We've started packing to move to our new apartment. Back to Westfield. Beautiful, lively Westfield. THE place for young families. The town I lived in my bachelorette apartment for 7 years, kissing frog after frog after frog...but loving every minute of it. Then the town where we had our first great apartment, newly engaged. And then still the town we had our first child in. Noah's only home. We moved out of Westfield as soon as we found another apartment- 8 weeks after Noah died. I still have trouble driving past the park. The Trader Joe's. The macaroni and cheese place. The "everything". But this happy and happily imperfect apartment fell at our feet and it just felt right. We're moving back to where I roamed the streets with my son. Where he made friends with everyone who passed his stroller. We he reached out his hand to every doggie we passed. And to every prettty little girl...The town where he once yelled up at the big clock attached to the side of a downtown building ..."COCK!" . He hadn't mastered the letter "L" yet.

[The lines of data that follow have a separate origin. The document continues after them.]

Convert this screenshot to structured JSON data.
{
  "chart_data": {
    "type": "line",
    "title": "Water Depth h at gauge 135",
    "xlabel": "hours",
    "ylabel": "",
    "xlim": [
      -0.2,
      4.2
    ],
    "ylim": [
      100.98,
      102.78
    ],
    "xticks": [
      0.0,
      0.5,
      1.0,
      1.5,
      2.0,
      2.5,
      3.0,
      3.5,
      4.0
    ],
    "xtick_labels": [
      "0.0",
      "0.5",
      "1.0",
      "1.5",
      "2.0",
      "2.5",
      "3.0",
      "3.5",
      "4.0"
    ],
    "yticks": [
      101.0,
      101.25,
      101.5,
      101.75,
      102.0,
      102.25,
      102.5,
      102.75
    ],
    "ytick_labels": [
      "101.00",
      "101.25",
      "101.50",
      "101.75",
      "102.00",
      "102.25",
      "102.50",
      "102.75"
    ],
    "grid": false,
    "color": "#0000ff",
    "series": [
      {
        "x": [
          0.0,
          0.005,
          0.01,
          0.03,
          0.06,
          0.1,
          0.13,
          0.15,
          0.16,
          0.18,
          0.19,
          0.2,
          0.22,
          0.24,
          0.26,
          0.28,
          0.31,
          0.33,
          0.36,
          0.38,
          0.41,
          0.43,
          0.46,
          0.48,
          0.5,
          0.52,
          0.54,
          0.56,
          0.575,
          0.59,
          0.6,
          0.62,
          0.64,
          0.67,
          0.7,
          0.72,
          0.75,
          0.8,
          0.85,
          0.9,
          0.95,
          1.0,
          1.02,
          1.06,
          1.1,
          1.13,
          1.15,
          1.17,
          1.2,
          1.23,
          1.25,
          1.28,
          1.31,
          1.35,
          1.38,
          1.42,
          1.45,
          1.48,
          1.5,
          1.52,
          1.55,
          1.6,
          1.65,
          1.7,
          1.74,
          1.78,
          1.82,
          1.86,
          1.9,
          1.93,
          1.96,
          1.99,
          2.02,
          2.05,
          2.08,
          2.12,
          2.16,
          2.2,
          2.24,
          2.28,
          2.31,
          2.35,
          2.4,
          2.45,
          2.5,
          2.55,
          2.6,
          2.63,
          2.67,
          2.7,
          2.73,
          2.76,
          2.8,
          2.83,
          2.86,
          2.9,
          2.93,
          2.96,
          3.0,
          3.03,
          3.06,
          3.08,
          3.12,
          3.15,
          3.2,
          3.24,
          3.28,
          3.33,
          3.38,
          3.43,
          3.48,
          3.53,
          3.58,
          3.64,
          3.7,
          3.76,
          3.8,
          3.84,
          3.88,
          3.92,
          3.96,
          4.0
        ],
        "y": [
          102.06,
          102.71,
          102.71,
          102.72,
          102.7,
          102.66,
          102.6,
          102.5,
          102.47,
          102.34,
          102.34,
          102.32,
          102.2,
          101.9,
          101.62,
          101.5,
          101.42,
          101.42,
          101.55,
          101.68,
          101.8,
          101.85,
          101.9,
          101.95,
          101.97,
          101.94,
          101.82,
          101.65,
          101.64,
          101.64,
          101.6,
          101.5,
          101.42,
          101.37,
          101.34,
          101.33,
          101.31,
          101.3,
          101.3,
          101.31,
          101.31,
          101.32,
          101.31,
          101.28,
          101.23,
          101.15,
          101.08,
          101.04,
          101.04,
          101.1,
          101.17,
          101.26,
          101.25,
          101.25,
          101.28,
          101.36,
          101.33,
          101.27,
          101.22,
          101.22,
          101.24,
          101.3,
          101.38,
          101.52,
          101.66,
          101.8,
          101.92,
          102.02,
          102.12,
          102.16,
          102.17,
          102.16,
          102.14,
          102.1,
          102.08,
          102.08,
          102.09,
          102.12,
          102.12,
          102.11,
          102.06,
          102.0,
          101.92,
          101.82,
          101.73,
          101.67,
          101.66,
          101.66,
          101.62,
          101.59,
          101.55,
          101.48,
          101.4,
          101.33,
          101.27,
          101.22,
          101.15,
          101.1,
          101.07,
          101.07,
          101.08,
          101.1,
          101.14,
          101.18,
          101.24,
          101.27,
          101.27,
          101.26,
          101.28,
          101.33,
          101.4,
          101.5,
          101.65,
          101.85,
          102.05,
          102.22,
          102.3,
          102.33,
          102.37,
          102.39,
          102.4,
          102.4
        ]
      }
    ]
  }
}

So I was going through bookshelves and found spiral notebooks. I flip through the pages mostly finding random "to do" lists...but I just found something that threw me back in time. It was a formula schedule for a babysitter. Most likely Cousin Kayla since we really didn't leave him with anyone else. On the bottom of the page it says:
STUFF HE LIKES:
-eating his fist
-the fan in his bedroom
-laying in his jungle
-staring at girls
It may me smile. It made me cry. I'm enbracing the fact that its easier to find a treasure like this than it would've been 6 months ago. But I guess it depends on the day-maybe even on the moment.
Tuesday, May 8, 2012
I used to love to sit at Barnes and Noble and read magazines...for hours. For a long time after Noah died, it all seemed so trivial. Not just the magazines-just everything. Last year for the annivesary of Noah's death ( all the parents in our club mark their days) we went to a place called Adamstown PA. It's subtitle is "The Antique Capitol of the World". I usually love all that but this was torturous. Surrounded by stuff...just stuff. I didn't care about stuff anymore. I hated stuff. Why was stuff still here and Noah wasn't? It's getting easier a bit. I'm making peace with the stuff that is here vs. my son who is not. The whole process seems to be in the stage called "meeting in the middle". My inner sad and my outer happy...I want my inner and outer to meet up for a cup of coffee, a cookie...maybe even share a turkey sandwich.